Les cheveux très noirs, raides, bougeaient au rythme que leur imposait un corps souple, révélé plus que dissimulé par un top à bretelles moulant et un bermuda en lycra qui semblait peint sur elle jusqu’à mi-cuisses. On ne pouvait rien demander de plus à ce corps : la peau bronzée couvrait deux petits seins dressés dont les mamelons pointaient sous le tissu tendu du T-shirt ; elle descendait ensuite sur un abdomen plat, lisse, dur, pour parcourir les hanches généreuses d’où se détachait la masse compacte du triangle magique capable de transmuer la matière, la véritable pierre philosophale que les alchimistes étourdis n’eurent pas l’idée d’aller chercher là ; pour couronner le tout, la couleur et la texture magnétique de la peau s’élançaient le long des cuisses, lisses sans être trop musclées, et glissaient le long des jambes pour façonner les chevilles bien tournées et les pieds délicatement proportionnés, capables de soutenir avec orgueil cette magnifique réalisation de la nature et de la génétique.

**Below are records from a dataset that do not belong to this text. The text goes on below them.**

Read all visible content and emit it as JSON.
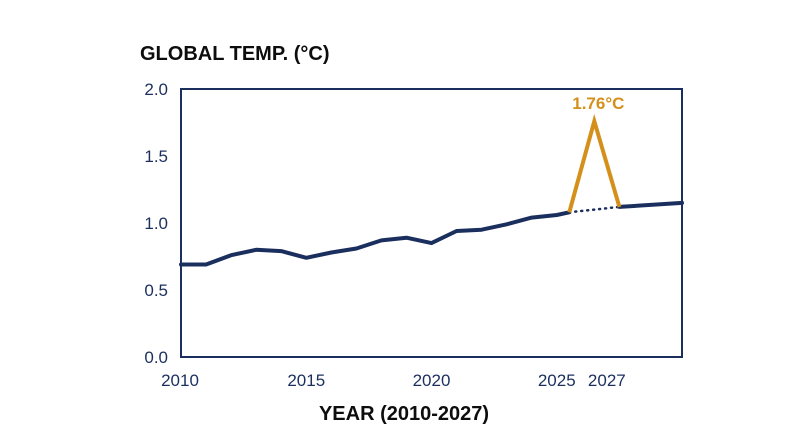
{
  "chart_data": {
    "type": "line",
    "title": "GLOBAL TEMP. (°C)",
    "xlabel": "YEAR (2010-2027)",
    "ylabel": "",
    "xlim": [
      2010,
      2030
    ],
    "ylim": [
      0.0,
      2.0
    ],
    "x_ticks": [
      2010,
      2015,
      2020,
      2025,
      2027
    ],
    "x_tick_labels": [
      "2010",
      "2015",
      "2020",
      "2025",
      "2027"
    ],
    "y_ticks": [
      0.0,
      0.5,
      1.0,
      1.5,
      2.0
    ],
    "y_tick_labels": [
      "0.0",
      "0.5",
      "1.0",
      "1.5",
      "2.0"
    ],
    "grid": false,
    "legend": "none",
    "series": [
      {
        "x": [
          2010,
          2011,
          2012,
          2013,
          2014,
          2015,
          2016,
          2017,
          2018,
          2019,
          2020,
          2021,
          2022,
          2023,
          2024,
          2025,
          2025.5
        ],
        "values": [
          0.69,
          0.69,
          0.76,
          0.8,
          0.79,
          0.74,
          0.78,
          0.81,
          0.87,
          0.89,
          0.85,
          0.94,
          0.95,
          0.99,
          1.04,
          1.06,
          1.08
        ]
      },
      {
        "style": "dotted",
        "x": [
          2025.5,
          2027.5
        ],
        "values": [
          1.08,
          1.12
        ]
      },
      {
        "x": [
          2027.5,
          2030
        ],
        "values": [
          1.12,
          1.15
        ]
      },
      {
        "style": "spike",
        "x": [
          2025.5,
          2026.5,
          2027.5
        ],
        "values": [
          1.08,
          1.76,
          1.12
        ]
      }
    ],
    "annotations": [
      {
        "text": "1.76°C",
        "x": 2026.5,
        "y": 1.76
      }
    ],
    "colors": {
      "line": "#1b2f5e",
      "spike": "#d4901a",
      "axis": "#1b2f5e",
      "text": "#0d0d0d"
    }
  }
}
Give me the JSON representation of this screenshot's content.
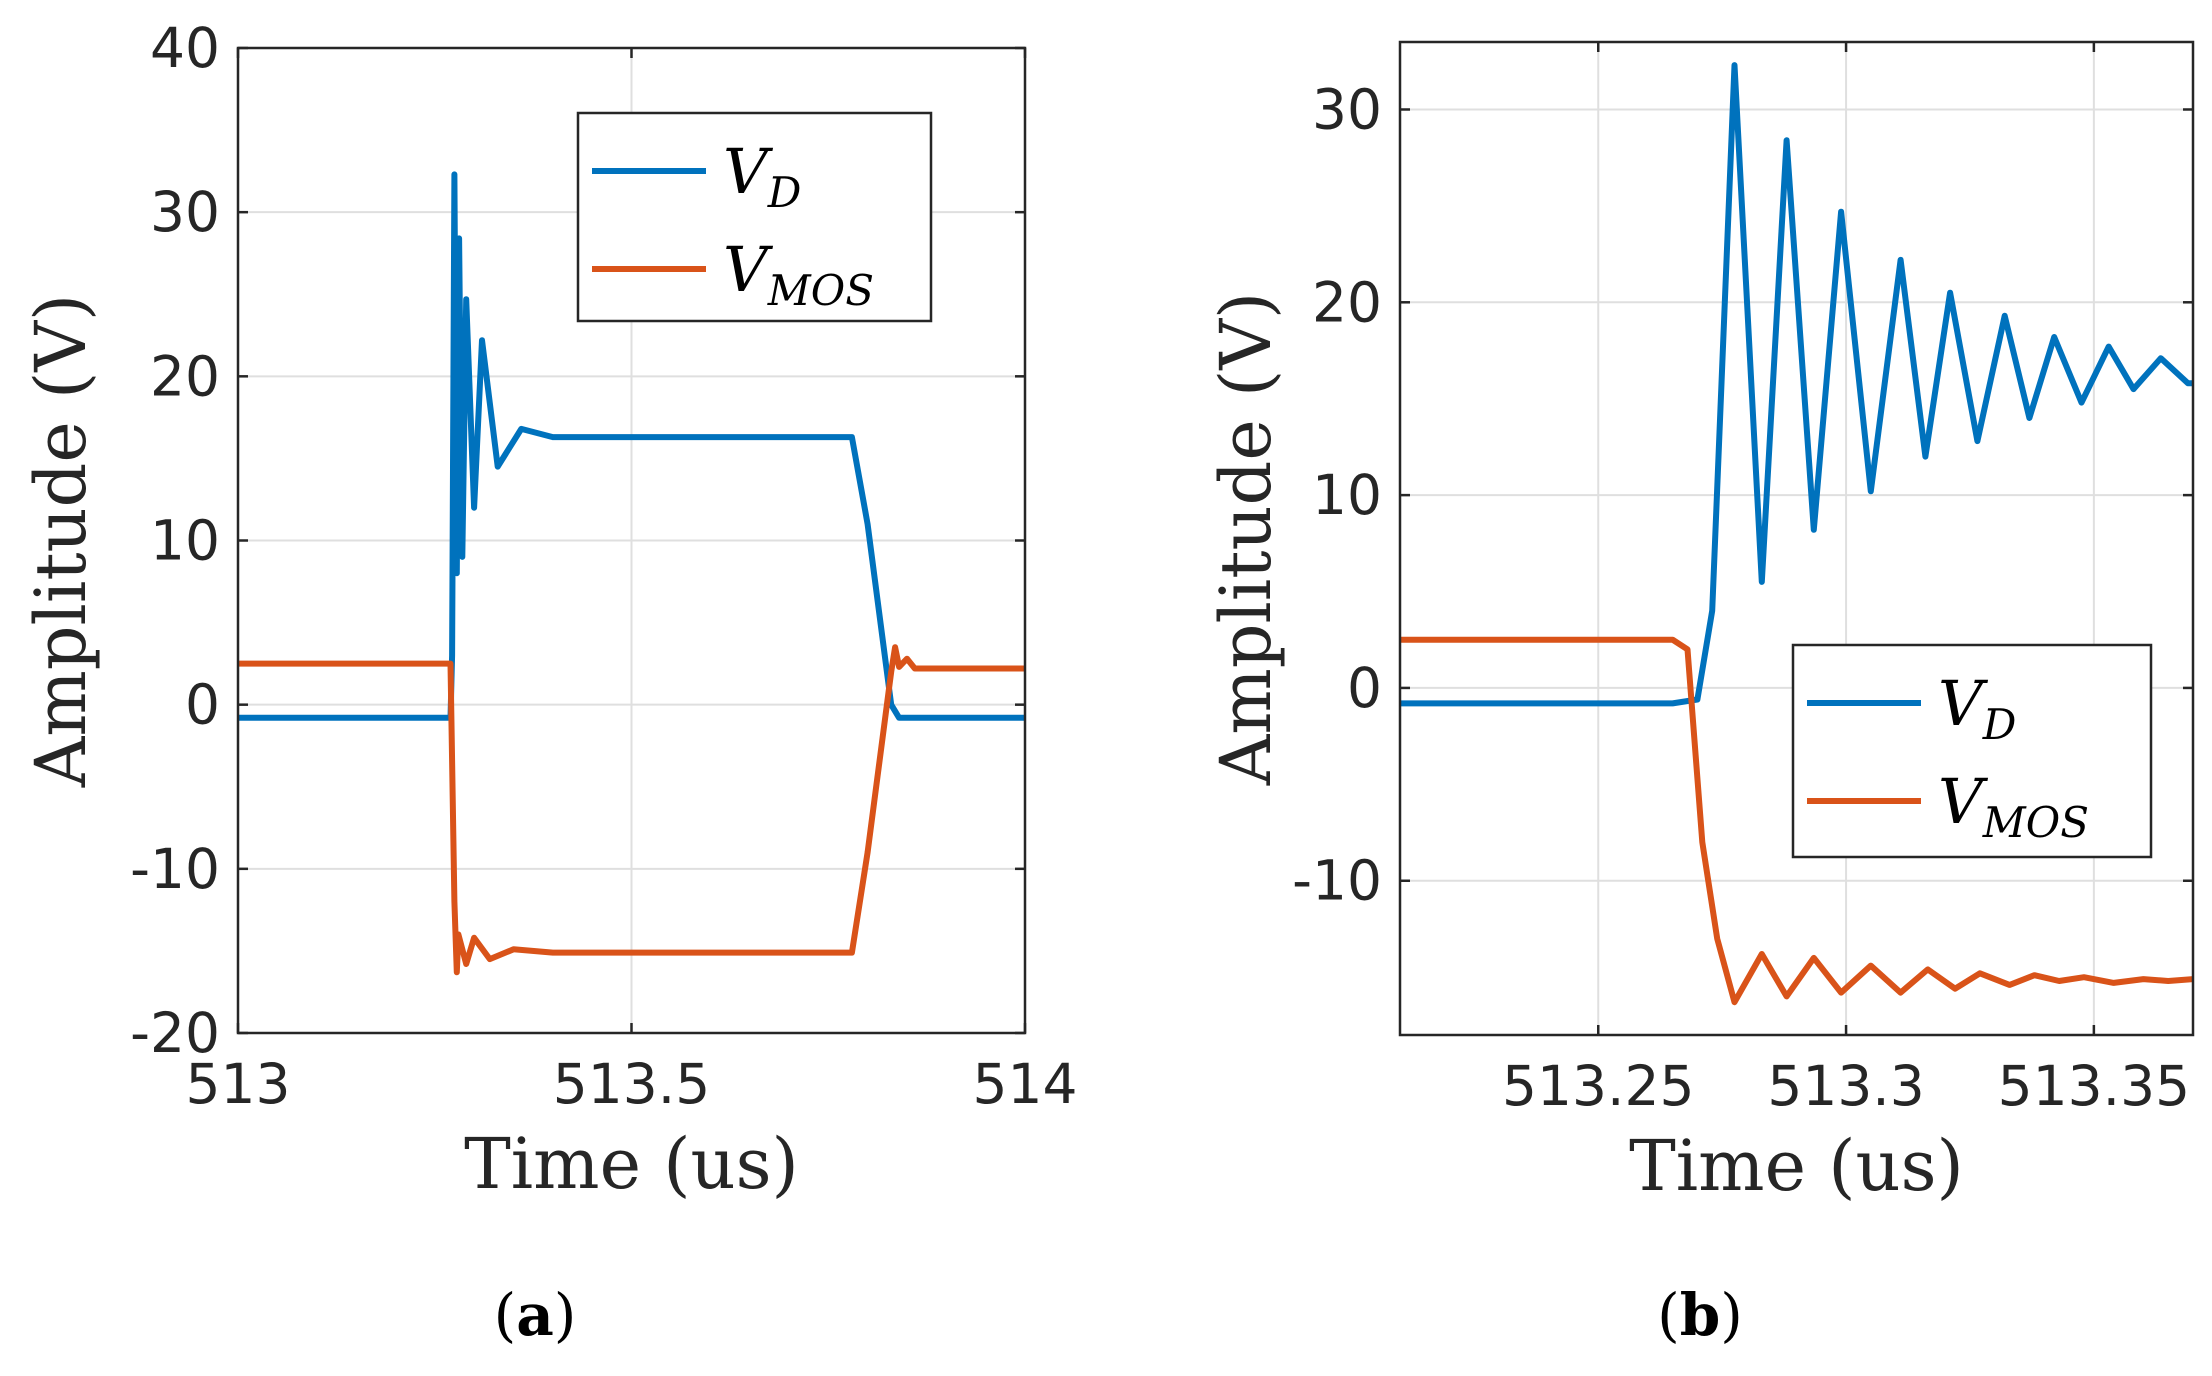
{
  "chart_data": [
    {
      "panel": "(a)",
      "type": "line",
      "xlabel": "Time (us)",
      "ylabel": "Amplitude (V)",
      "xlim": [
        513,
        514
      ],
      "ylim": [
        -20,
        40
      ],
      "xticks": [
        "513",
        "513.5",
        "514"
      ],
      "yticks": [
        "-20",
        "-10",
        "0",
        "10",
        "20",
        "30",
        "40"
      ],
      "grid": true,
      "legend_position": "top-right",
      "colors": {
        "V_D": "#0072BD",
        "V_MOS": "#D95319"
      },
      "series": [
        {
          "name": "V_D",
          "label_main": "V",
          "label_sub": "D",
          "x": [
            513.0,
            513.27,
            513.272,
            513.275,
            513.278,
            513.281,
            513.285,
            513.29,
            513.3,
            513.31,
            513.33,
            513.36,
            513.4,
            513.5,
            513.6,
            513.7,
            513.78,
            513.8,
            513.83,
            513.84,
            514.0
          ],
          "y": [
            -0.8,
            -0.8,
            3,
            32.3,
            8,
            28.4,
            9,
            24.7,
            12,
            22.2,
            14.5,
            16.8,
            16.3,
            16.3,
            16.3,
            16.3,
            16.3,
            11,
            0,
            -0.8,
            -0.8
          ]
        },
        {
          "name": "V_MOS",
          "label_main": "V",
          "label_sub": "MOS",
          "x": [
            513.0,
            513.27,
            513.275,
            513.278,
            513.28,
            513.29,
            513.3,
            513.32,
            513.35,
            513.4,
            513.5,
            513.6,
            513.7,
            513.78,
            513.8,
            513.83,
            513.835,
            513.84,
            513.85,
            513.86,
            514.0
          ],
          "y": [
            2.5,
            2.5,
            -12,
            -16.3,
            -14,
            -15.8,
            -14.2,
            -15.5,
            -14.9,
            -15.1,
            -15.1,
            -15.1,
            -15.1,
            -15.1,
            -9,
            2,
            3.5,
            2.3,
            2.8,
            2.2,
            2.2
          ]
        }
      ]
    },
    {
      "panel": "(b)",
      "type": "line",
      "xlabel": "Time (us)",
      "ylabel": "Amplitude (V)",
      "xlim": [
        513.21,
        513.37
      ],
      "ylim": [
        -18,
        33.5
      ],
      "xticks": [
        "513.25",
        "513.3",
        "513.35"
      ],
      "yticks": [
        "-10",
        "0",
        "10",
        "20",
        "30"
      ],
      "grid": true,
      "legend_position": "bottom-right",
      "colors": {
        "V_D": "#0072BD",
        "V_MOS": "#D95319"
      },
      "series": [
        {
          "name": "V_D",
          "label_main": "V",
          "label_sub": "D",
          "x": [
            513.21,
            513.265,
            513.27,
            513.273,
            513.2775,
            513.283,
            513.288,
            513.2935,
            513.299,
            513.305,
            513.311,
            513.316,
            513.321,
            513.3265,
            513.332,
            513.337,
            513.342,
            513.3475,
            513.353,
            513.358,
            513.3635,
            513.369,
            513.37
          ],
          "y": [
            -0.8,
            -0.8,
            -0.6,
            4,
            32.3,
            5.5,
            28.4,
            8.2,
            24.7,
            10.2,
            22.2,
            12,
            20.5,
            12.8,
            19.3,
            14,
            18.2,
            14.8,
            17.7,
            15.5,
            17.1,
            15.8,
            15.8
          ]
        },
        {
          "name": "V_MOS",
          "label_main": "V",
          "label_sub": "MOS",
          "x": [
            513.21,
            513.265,
            513.268,
            513.271,
            513.274,
            513.2775,
            513.283,
            513.288,
            513.2935,
            513.299,
            513.305,
            513.311,
            513.3165,
            513.322,
            513.327,
            513.333,
            513.338,
            513.343,
            513.348,
            513.354,
            513.36,
            513.365,
            513.37
          ],
          "y": [
            2.5,
            2.5,
            2.0,
            -8,
            -13,
            -16.3,
            -13.8,
            -16.0,
            -14.0,
            -15.8,
            -14.4,
            -15.8,
            -14.6,
            -15.6,
            -14.8,
            -15.4,
            -14.9,
            -15.2,
            -15.0,
            -15.3,
            -15.1,
            -15.2,
            -15.1
          ]
        }
      ]
    }
  ]
}
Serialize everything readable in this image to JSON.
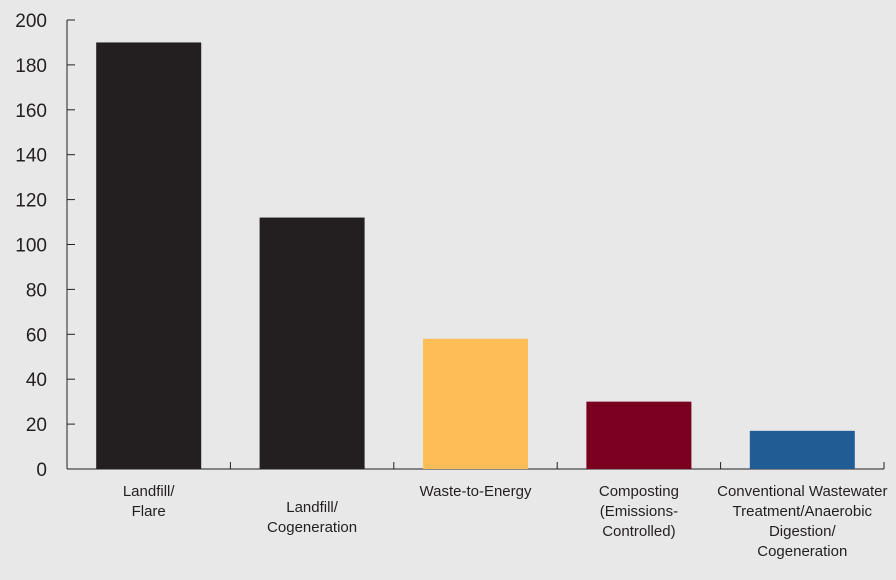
{
  "chart_data": {
    "type": "bar",
    "title": "",
    "xlabel": "",
    "ylabel": "",
    "ylim": [
      0,
      200
    ],
    "yticks": [
      0,
      20,
      40,
      60,
      80,
      100,
      120,
      140,
      160,
      180,
      200
    ],
    "grid": false,
    "categories": [
      [
        "Landfill/",
        "Flare"
      ],
      [
        "Landfill/",
        "Cogeneration"
      ],
      [
        "Waste-to-Energy"
      ],
      [
        "Composting",
        "(Emissions-",
        "Controlled)"
      ],
      [
        "Conventional Wastewater",
        "Treatment/Anaerobic",
        "Digestion/",
        "Cogeneration"
      ]
    ],
    "values": [
      190,
      112,
      58,
      30,
      17
    ],
    "colors": [
      "#231f20",
      "#231f20",
      "#fdbd57",
      "#7a0020",
      "#215c94"
    ]
  }
}
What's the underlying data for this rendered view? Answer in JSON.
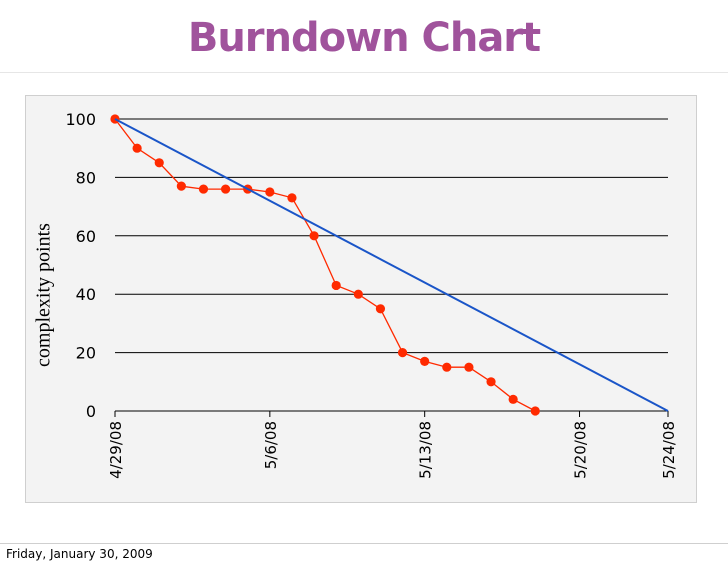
{
  "slide": {
    "title": "Burndown Chart",
    "footer_date": "Friday, January 30, 2009"
  },
  "colors": {
    "title": "#a0539c",
    "actual": "#ff2a00",
    "ideal": "#1a55c8",
    "gridline": "#000000",
    "panel": "#f3f3f3"
  },
  "chart_data": {
    "type": "line",
    "title": "Burndown Chart",
    "xlabel": "",
    "ylabel": "complexity points",
    "ylim": [
      0,
      100
    ],
    "yticks": [
      0,
      20,
      40,
      60,
      80,
      100
    ],
    "xlim": [
      "2008-04-29",
      "2008-05-24"
    ],
    "xticks": [
      {
        "date": "2008-04-29",
        "label": "4/29/08"
      },
      {
        "date": "2008-05-06",
        "label": "5/6/08"
      },
      {
        "date": "2008-05-13",
        "label": "5/13/08"
      },
      {
        "date": "2008-05-20",
        "label": "5/20/08"
      },
      {
        "date": "2008-05-24",
        "label": "5/24/08"
      }
    ],
    "grid": "horizontal",
    "series": [
      {
        "style": "line-with-markers",
        "color": "#ff2a00",
        "points": [
          {
            "x": "2008-04-29",
            "y": 100
          },
          {
            "x": "2008-04-30",
            "y": 90
          },
          {
            "x": "2008-05-01",
            "y": 85
          },
          {
            "x": "2008-05-02",
            "y": 77
          },
          {
            "x": "2008-05-03",
            "y": 76
          },
          {
            "x": "2008-05-04",
            "y": 76
          },
          {
            "x": "2008-05-05",
            "y": 76
          },
          {
            "x": "2008-05-06",
            "y": 75
          },
          {
            "x": "2008-05-07",
            "y": 73
          },
          {
            "x": "2008-05-08",
            "y": 60
          },
          {
            "x": "2008-05-09",
            "y": 43
          },
          {
            "x": "2008-05-10",
            "y": 40
          },
          {
            "x": "2008-05-11",
            "y": 35
          },
          {
            "x": "2008-05-12",
            "y": 20
          },
          {
            "x": "2008-05-13",
            "y": 17
          },
          {
            "x": "2008-05-14",
            "y": 15
          },
          {
            "x": "2008-05-15",
            "y": 15
          },
          {
            "x": "2008-05-16",
            "y": 10
          },
          {
            "x": "2008-05-17",
            "y": 4
          },
          {
            "x": "2008-05-18",
            "y": 0
          }
        ]
      },
      {
        "style": "line",
        "color": "#1a55c8",
        "points": [
          {
            "x": "2008-04-29",
            "y": 100
          },
          {
            "x": "2008-05-24",
            "y": 0
          }
        ]
      }
    ]
  }
}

Mais ses yeux étaient un authentique chef-d’œuvre. Tout est dans les yeux, avait un jour entendu dire Conde, ou l’avait-il lu ? Et les yeux de Karla Choy, Chinoise cubaine, en étaient la preuve éclatante : noirs, profonds, en amande, brillants, intelligents, peut-être même rusés. Sans aucun doute, assassins. Des yeux comme on en chante dans les boléros.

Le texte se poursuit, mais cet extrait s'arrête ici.